Terim belgeseline gelen eleştirilere hakimim ama yapımı henüz izlemedim. İzlersem kendi yorumlarımı yazarım. Fakat eleştiriler hakkında birkaç cümlem olabilir. O eleştirilerin, aslında Türkiye'deki spor içeriklerinin büyük bir kısmının hak ettiğini belirtmem lazım. En basit röportajdan, en detaylı prodüksiyona kadar...

Karşımızdaki spor figürlerini konuşturmak için çok fazla taviz veriyoruz. Onları kırmak istemiyoruz. Onları üzmek istemiyoruz. Onları övmeye çalışıyoruz. Onların istedikleri havuzlarda yüzüyoruz. Onlara kendilerini anlatmaları için alan veriyoruz ama o alanda herhangi bir baskı kurmuyoruz. Baskı kurma işini, proje sonra erdikten sonra karşı karşıya olmadığımız zamanlarda yapıyoruz. Sonra da ortaya gudik işler ve düşünceler çıkıyor.

Bu paragrafı fazla uzatmayalım ama El Caso Figo'da en sevdiğim ve özendiğim durum buydu. Yoksa zaten hikayenin ana planına hakimdim. Ezeli takıma belenmedik bir şekilde transfer olan yıldız futbolcu. Defalarca benzerlerini yaşadığımız gibi, Luis Figo'nun Barcelona'dan Real Madrid'e geçişini de o yaz gün gün yaşamıştık.

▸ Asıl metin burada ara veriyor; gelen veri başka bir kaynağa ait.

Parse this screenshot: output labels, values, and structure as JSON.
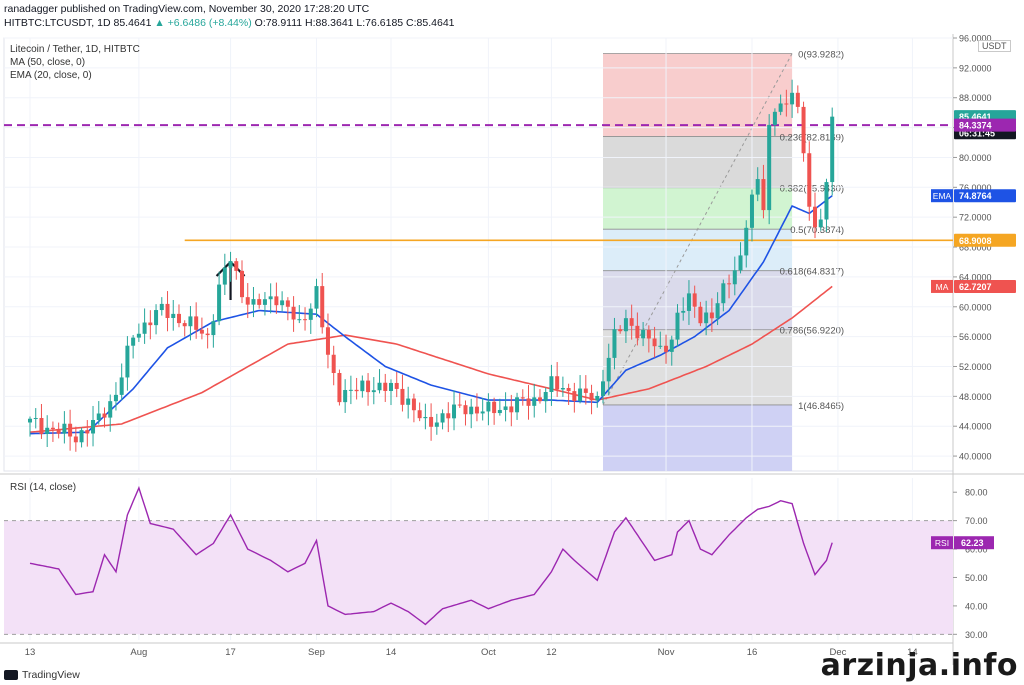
{
  "header": {
    "line1": "ranadagger published on TradingView.com, November 30, 2020 17:28:20 UTC",
    "line2_prefix": "HITBTC:LTCUSDT, 1D 85.4641 ",
    "line2_change": "▲ +6.6486 (+8.44%)",
    "line2_suffix": " O:78.9111 H:88.3641 L:76.6185 C:85.4641"
  },
  "legend": {
    "title": "Litecoin / Tether, 1D, HITBTC",
    "ma": "MA (50, close, 0)",
    "ema": "EMA (20, close, 0)"
  },
  "unit_label": "USDT",
  "watermark": "arzinja.info",
  "branding": "TradingView",
  "chart_data": [
    {
      "type": "candlestick",
      "title": "Litecoin / Tether, 1D, HITBTC",
      "ylim": [
        38.0,
        96.0
      ],
      "y_ticks": [
        40,
        44,
        48,
        52,
        56,
        60,
        64,
        68,
        72,
        76,
        80,
        84,
        88,
        92,
        96
      ],
      "y_tick_labels": [
        "40.0000",
        "44.0000",
        "48.0000",
        "52.0000",
        "56.0000",
        "60.0000",
        "64.0000",
        "68.0000",
        "72.0000",
        "76.0000",
        "80.0000",
        "84.0000",
        "88.0000",
        "92.0000",
        "96.0000"
      ],
      "x_ticks": [
        {
          "label": "13",
          "day": 0
        },
        {
          "label": "Aug",
          "day": 19
        },
        {
          "label": "17",
          "day": 35
        },
        {
          "label": "Sep",
          "day": 50
        },
        {
          "label": "14",
          "day": 63
        },
        {
          "label": "Oct",
          "day": 80
        },
        {
          "label": "12",
          "day": 91
        },
        {
          "label": "Nov",
          "day": 111
        },
        {
          "label": "16",
          "day": 126
        },
        {
          "label": "Dec",
          "day": 141
        },
        {
          "label": "14",
          "day": 154
        }
      ],
      "anchors": [
        [
          0,
          44.5
        ],
        [
          4,
          43.6
        ],
        [
          8,
          42.6
        ],
        [
          12,
          44.8
        ],
        [
          15,
          48.5
        ],
        [
          18,
          56.0
        ],
        [
          21,
          58.5
        ],
        [
          23,
          59.5
        ],
        [
          27,
          58.0
        ],
        [
          31,
          56.0
        ],
        [
          33,
          62.5
        ],
        [
          35,
          66.5
        ],
        [
          37,
          62.0
        ],
        [
          39,
          60.0
        ],
        [
          43,
          61.5
        ],
        [
          47,
          57.5
        ],
        [
          50,
          62.0
        ],
        [
          52,
          53.0
        ],
        [
          54,
          48.5
        ],
        [
          57,
          48.8
        ],
        [
          60,
          49.5
        ],
        [
          63,
          49.0
        ],
        [
          66,
          47.5
        ],
        [
          69,
          44.0
        ],
        [
          72,
          45.5
        ],
        [
          76,
          46.5
        ],
        [
          80,
          46.0
        ],
        [
          84,
          46.8
        ],
        [
          88,
          47.5
        ],
        [
          91,
          49.5
        ],
        [
          95,
          48.5
        ],
        [
          99,
          47.5
        ],
        [
          100,
          51.0
        ],
        [
          102,
          56.0
        ],
        [
          104,
          58.0
        ],
        [
          106,
          57.0
        ],
        [
          108,
          55.5
        ],
        [
          110,
          54.0
        ],
        [
          112,
          56.0
        ],
        [
          113,
          58.5
        ],
        [
          115,
          61.0
        ],
        [
          117,
          59.0
        ],
        [
          119,
          58.5
        ],
        [
          122,
          64.0
        ],
        [
          124,
          66.5
        ],
        [
          125,
          71.0
        ],
        [
          127,
          77.0
        ],
        [
          128,
          74.0
        ],
        [
          129,
          84.0
        ],
        [
          130,
          86.5
        ],
        [
          131,
          87.0
        ],
        [
          132,
          86.0
        ],
        [
          133,
          89.5
        ],
        [
          134,
          87.0
        ],
        [
          135,
          80.5
        ],
        [
          136,
          74.0
        ],
        [
          137,
          69.5
        ],
        [
          138,
          71.5
        ],
        [
          139,
          77.5
        ],
        [
          140,
          85.4641
        ]
      ],
      "ma50_anchors": [
        [
          0,
          43.2
        ],
        [
          16,
          44.3
        ],
        [
          30,
          48.5
        ],
        [
          45,
          55.0
        ],
        [
          55,
          56.2
        ],
        [
          64,
          55.0
        ],
        [
          80,
          51.0
        ],
        [
          91,
          49.0
        ],
        [
          99,
          47.5
        ],
        [
          108,
          49.0
        ],
        [
          118,
          52.0
        ],
        [
          126,
          55.0
        ],
        [
          133,
          58.5
        ],
        [
          140,
          62.7207
        ]
      ],
      "ema20_anchors": [
        [
          0,
          43.0
        ],
        [
          10,
          43.2
        ],
        [
          18,
          49.0
        ],
        [
          24,
          54.5
        ],
        [
          32,
          58.0
        ],
        [
          40,
          59.5
        ],
        [
          50,
          59.0
        ],
        [
          55,
          56.0
        ],
        [
          62,
          52.0
        ],
        [
          70,
          49.5
        ],
        [
          80,
          47.5
        ],
        [
          91,
          47.5
        ],
        [
          99,
          47.2
        ],
        [
          104,
          51.5
        ],
        [
          110,
          53.5
        ],
        [
          116,
          56.0
        ],
        [
          122,
          59.5
        ],
        [
          128,
          66.0
        ],
        [
          133,
          73.5
        ],
        [
          136,
          72.5
        ],
        [
          140,
          74.8764
        ]
      ],
      "fibonacci": {
        "levels": [
          {
            "ratio": 0,
            "value": 93.9282,
            "label": "0(93.9282)",
            "fill": "#f7c4c4"
          },
          {
            "ratio": 0.236,
            "value": 82.8169,
            "label": "0.236(82.8169)",
            "fill": "#d4d4d4"
          },
          {
            "ratio": 0.382,
            "value": 75.943,
            "label": "0.382(75.9430)",
            "fill": "#c9f2c9"
          },
          {
            "ratio": 0.5,
            "value": 70.3874,
            "label": "0.5(70.3874)",
            "fill": "#d6eaf8"
          },
          {
            "ratio": 0.618,
            "value": 64.8317,
            "label": "0.618(64.8317)",
            "fill": "#d4d4e8"
          },
          {
            "ratio": 0.786,
            "value": 56.922,
            "label": "0.786(56.9220)",
            "fill": "#d9d9d9"
          },
          {
            "ratio": 1,
            "value": 46.8465,
            "label": "1(46.8465)",
            "fill": "#c7c9f2"
          }
        ],
        "start_day": 100,
        "end_day": 133
      },
      "horizontal_lines": [
        {
          "value": 84.3374,
          "color": "#9c27b0",
          "style": "dashed",
          "label": "84.3374"
        },
        {
          "value": 68.9008,
          "color": "#f5a623",
          "style": "solid",
          "label": "68.9008"
        }
      ],
      "price_labels": [
        {
          "text": "85.4641",
          "value": 85.4641,
          "color": "#26a69a"
        },
        {
          "text": "06:31:45",
          "value": 83.3,
          "color": "#131722"
        },
        {
          "text": "84.3374",
          "value": 84.3374,
          "color": "#9c27b0"
        },
        {
          "text": "74.8764",
          "value": 74.8764,
          "color": "#1e53e5",
          "tag": "EMA"
        },
        {
          "text": "68.9008",
          "value": 68.9008,
          "color": "#f5a623"
        },
        {
          "text": "62.7207",
          "value": 62.7207,
          "color": "#ef5350",
          "tag": "MA"
        }
      ],
      "colors": {
        "up": "#26a69a",
        "down": "#ef5350",
        "ema": "#1e53e5",
        "ma": "#ef5350"
      }
    },
    {
      "type": "line",
      "title": "RSI (14, close)",
      "ylim": [
        28,
        85
      ],
      "y_ticks": [
        30,
        40,
        50,
        60,
        70,
        80
      ],
      "y_tick_labels": [
        "30.00",
        "40.00",
        "50.00",
        "60.00",
        "70.00",
        "80.00"
      ],
      "band": [
        30,
        70
      ],
      "rsi_anchors": [
        [
          0,
          55.0
        ],
        [
          5,
          53.0
        ],
        [
          8,
          44.0
        ],
        [
          11,
          45.0
        ],
        [
          13,
          58.0
        ],
        [
          15,
          52.0
        ],
        [
          17,
          72.0
        ],
        [
          19,
          81.5
        ],
        [
          21,
          69.0
        ],
        [
          25,
          67.0
        ],
        [
          29,
          58.0
        ],
        [
          32,
          62.0
        ],
        [
          35,
          72.0
        ],
        [
          38,
          60.0
        ],
        [
          42,
          56.0
        ],
        [
          45,
          52.0
        ],
        [
          48,
          55.0
        ],
        [
          50,
          63.0
        ],
        [
          52,
          40.0
        ],
        [
          55,
          37.0
        ],
        [
          60,
          38.0
        ],
        [
          63,
          41.0
        ],
        [
          66,
          38.0
        ],
        [
          69,
          33.5
        ],
        [
          72,
          39.0
        ],
        [
          77,
          42.0
        ],
        [
          80,
          39.0
        ],
        [
          84,
          42.0
        ],
        [
          88,
          44.0
        ],
        [
          91,
          52.0
        ],
        [
          93,
          60.0
        ],
        [
          95,
          56.0
        ],
        [
          99,
          49.0
        ],
        [
          102,
          66.0
        ],
        [
          104,
          71.0
        ],
        [
          106,
          65.0
        ],
        [
          109,
          56.0
        ],
        [
          112,
          58.0
        ],
        [
          113,
          66.0
        ],
        [
          115,
          70.0
        ],
        [
          117,
          60.0
        ],
        [
          119,
          58.0
        ],
        [
          122,
          65.0
        ],
        [
          124,
          69.0
        ],
        [
          125,
          71.0
        ],
        [
          127,
          74.0
        ],
        [
          129,
          75.0
        ],
        [
          131,
          77.0
        ],
        [
          133,
          76.0
        ],
        [
          135,
          62.0
        ],
        [
          137,
          51.0
        ],
        [
          139,
          56.0
        ],
        [
          140,
          62.23
        ]
      ],
      "last_value": 62.23,
      "last_label": "62.23",
      "tag": "RSI",
      "color": "#9c27b0",
      "band_fill": "#f3e1f7"
    }
  ]
}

Fakat belgesel, olayın tüm bilinirliğine, popülerliğine ve işlenmişliğine rağmen bize daha fazlasını veriyor. Luis Figo, konuşturulan isimler arasında. Ben hem belgeselin ismini, hem fragmanını hem de belgeselin ilk sahnesini (Figo, 'olanları bir de benden dinleyin' minvalinde bir cümle kuruyor) izleyince Portekizli oyuncunun günah çıkartma seansı olduğunu düşünmüştüm. Oysa yanılmışım.

Belgesel boyunca çok az kişi konuşuyor. Bu bir anlamda iyi bir anlamda eksik... Fakat yine de ana karakterler orada. Luis Figo, menajeri, transferde etkin rolü olan eski futbolcu Paulo Futre (ne kadar değişmiş yaşlanınca), Real Madrid'in o dönem için başkan adayı Florentino Perez, Figo'nun o dönem yakın arkadaşı olan Pep Guardiola, Barcelona'nın o dönemdeki başkanı Joan Gaspart... Yani o yaz günlerinin tüm aktörleri karşıızda.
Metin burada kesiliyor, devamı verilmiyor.